Anyway, enough about fatness for now. What I want to say is that I’m doing well on the whole. My sleep patterns have improved with my sleep apnea machine, and while I’m not sleeping on any kind of normal schedule yet, I’m getting sleep every day and mostly at the same time! I still tend to be somewhat paranoid, but I’ve found that opening up with people over the years on the internet has really helped me to realize that I don’t need to be afraid of everyone in the world. I still have some delusional thoughts that blow through my brain now and then, but I consider them to be more of a slight annoyance than a big deal right now. But seriously, it is because of the medicine. If I wasn’t taking my meds, and doing so faithfully, I would be in and out of hospitals and massively psychotic. Some people don’t believe me, because I “seem so normal,” but I have to wonder what THAT means anyway?

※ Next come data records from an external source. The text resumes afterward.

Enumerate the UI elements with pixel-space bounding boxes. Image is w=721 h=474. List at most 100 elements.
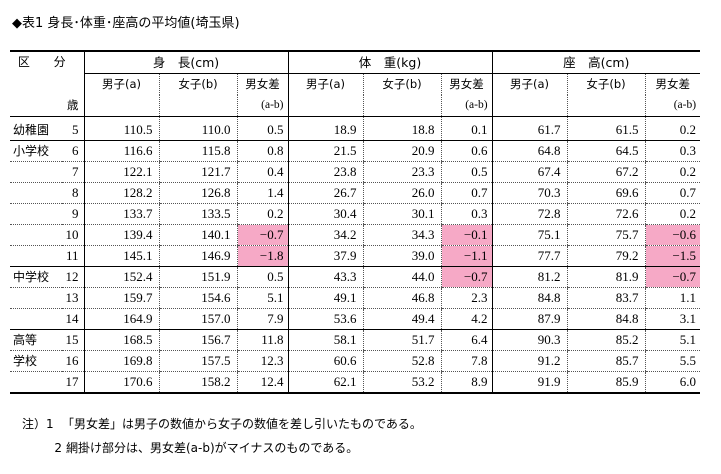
weight-group-header: 体 重(kg): [287, 50, 493, 74]
header-spacer: [158, 95, 238, 117]
header-spacer: [566, 95, 646, 117]
school-level-cell: [10, 287, 62, 309]
weight-male-cell: 53.6: [287, 308, 364, 330]
height-female-cell: 133.5: [158, 203, 238, 225]
weight-female-cell: 53.2: [362, 371, 442, 394]
sitting-height-male-cell: 70.3: [491, 182, 568, 204]
col-header-diff: 男女差: [236, 73, 289, 95]
sitting-height-diff-cell: 6.0: [644, 371, 701, 394]
weight-female-cell: 49.4: [362, 308, 442, 330]
height-female-cell: 157.0: [158, 308, 238, 330]
age-cell: 6: [62, 140, 85, 162]
weight-female-cell: 30.1: [362, 203, 442, 225]
weight-female-cell: 51.7: [362, 329, 442, 351]
col-header-female: 女子(b): [158, 73, 238, 95]
sitting-height-diff-cell: −0.6: [644, 224, 701, 246]
height-male-cell: 110.5: [83, 116, 160, 141]
sitting-height-diff-cell: −1.5: [644, 245, 701, 267]
sitting-height-female-cell: 75.7: [566, 224, 646, 246]
height-female-cell: 140.1: [158, 224, 238, 246]
height-male-cell: 170.6: [83, 371, 160, 394]
weight-diff-cell: 0.7: [440, 182, 493, 204]
height-female-cell: 121.7: [158, 161, 238, 183]
kubun-header: 区 分: [10, 50, 85, 74]
weight-diff-cell: 2.3: [440, 287, 493, 309]
weight-male-cell: 62.1: [287, 371, 364, 394]
school-level-cell: [10, 182, 62, 204]
height-male-cell: 145.1: [83, 245, 160, 267]
weight-female-cell: 52.8: [362, 350, 442, 372]
table-row: 8 128.2 126.8 1.4 26.7 26.0 0.7 70.3 69.6 0.7: [10, 182, 701, 204]
col-header-male: 男子(a): [83, 73, 160, 95]
note-1: 注）1 「男女差」は男子の数値から女子の数値を差し引いたものである。: [22, 412, 422, 436]
sitting-height-female-cell: 81.9: [566, 266, 646, 288]
weight-male-cell: 49.1: [287, 287, 364, 309]
sitting-height-female-cell: 85.7: [566, 350, 646, 372]
sitting-height-diff-cell: 1.1: [644, 287, 701, 309]
header-spacer: [10, 95, 62, 117]
weight-diff-cell: −1.1: [440, 245, 493, 267]
table-row: 7 122.1 121.7 0.4 23.8 23.3 0.5 67.4 67.2 0.2: [10, 161, 701, 183]
age-cell: 12: [62, 266, 85, 288]
sitting-height-female-cell: 84.8: [566, 308, 646, 330]
note-2: 2 網掛け部分は、男女差(a-b)がマイナスのものである。: [22, 436, 422, 460]
note-number: 注）1: [22, 417, 54, 431]
height-female-cell: 151.9: [158, 266, 238, 288]
sitting-height-male-cell: 77.7: [491, 245, 568, 267]
header-spacer: [83, 95, 160, 117]
sitting-height-female-cell: 72.6: [566, 203, 646, 225]
sitting-height-female-cell: 67.2: [566, 161, 646, 183]
age-cell: 7: [62, 161, 85, 183]
school-level-cell: 小学校: [10, 140, 62, 162]
weight-female-cell: 44.0: [362, 266, 442, 288]
height-diff-cell: 11.8: [236, 329, 289, 351]
weight-diff-cell: 4.2: [440, 308, 493, 330]
age-cell: 16: [62, 350, 85, 372]
age-cell: 5: [62, 116, 85, 141]
height-male-cell: 159.7: [83, 287, 160, 309]
table-title: ◆表1 身長･体重･座高の平均値(埼玉県): [12, 16, 240, 31]
sitting-height-diff-cell: 0.2: [644, 203, 701, 225]
height-diff-cell: 12.4: [236, 371, 289, 394]
school-level-cell: 学校: [10, 350, 62, 372]
weight-male-cell: 37.9: [287, 245, 364, 267]
weight-female-cell: 34.3: [362, 224, 442, 246]
height-male-cell: 169.8: [83, 350, 160, 372]
school-level-cell: [10, 203, 62, 225]
weight-male-cell: 58.1: [287, 329, 364, 351]
age-cell: 14: [62, 308, 85, 330]
header-spacer: [362, 95, 442, 117]
height-diff-cell: 0.5: [236, 266, 289, 288]
height-group-header: 身 長(cm): [83, 50, 289, 74]
sitting-height-male-cell: 90.3: [491, 329, 568, 351]
weight-male-cell: 30.4: [287, 203, 364, 225]
diff-formula-header: (a-b): [440, 95, 493, 117]
weight-male-cell: 60.6: [287, 350, 364, 372]
sitting-height-diff-cell: 5.5: [644, 350, 701, 372]
weight-male-cell: 26.7: [287, 182, 364, 204]
col-header-male: 男子(a): [287, 73, 364, 95]
table-row: 幼稚園 5 110.5 110.0 0.5 18.9 18.8 0.1 61.7 61.5 0.2: [10, 116, 701, 141]
age-unit-header: 歳: [62, 95, 85, 117]
height-male-cell: 122.1: [83, 161, 160, 183]
age-cell: 13: [62, 287, 85, 309]
diff-formula-header: (a-b): [236, 95, 289, 117]
school-level-cell: [10, 224, 62, 246]
weight-female-cell: 18.8: [362, 116, 442, 141]
sitting-height-female-cell: 85.9: [566, 371, 646, 394]
height-female-cell: 157.5: [158, 350, 238, 372]
height-diff-cell: 0.2: [236, 203, 289, 225]
sitting-height-male-cell: 75.1: [491, 224, 568, 246]
note-number: 2: [54, 441, 62, 455]
school-level-cell: 中学校: [10, 266, 62, 288]
height-diff-cell: 5.1: [236, 287, 289, 309]
table-row: 小学校 6 116.6 115.8 0.8 21.5 20.9 0.6 64.8 64.5 0.3: [10, 140, 701, 162]
school-level-cell: [10, 245, 62, 267]
note-text: 網掛け部分は、男女差(a-b)がマイナスのものである。: [66, 441, 359, 455]
weight-female-cell: 26.0: [362, 182, 442, 204]
table-row: 学校 16 169.8 157.5 12.3 60.6 52.8 7.8 91.2 85.7 5.5: [10, 350, 701, 372]
header-spacer: [491, 95, 568, 117]
note-text: 「男女差」は男子の数値から女子の数値を差し引いたものである。: [62, 417, 422, 431]
weight-diff-cell: 8.9: [440, 371, 493, 394]
weight-diff-cell: 0.1: [440, 116, 493, 141]
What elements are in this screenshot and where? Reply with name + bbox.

And, I don’t know, it seems like I should be insulted when people say that to me, but I’m not sure why I find it so insulting! I don’t necessarily want to be abnormal, even though I pretty much am, but I think it just bothers me that people attach a kind of value judgement to the term “normal” as if “normal” is superior. It is definitely easier to live in the world if you are “normal,” but it isn’t the only way to be in the world, that’s for sure. Normal is just such a peculiar word, no?

So, I’m doing fine. Some anxiety here and there, some weird thoughts here and there…a depressed mood now and then, but mostly just good. Which is nice. Thank you meds and thank you lucky stars! So, that’s my update after living with schizophrenia for 24 years. Wow! 24 years! Man am I getting old!!! LOL.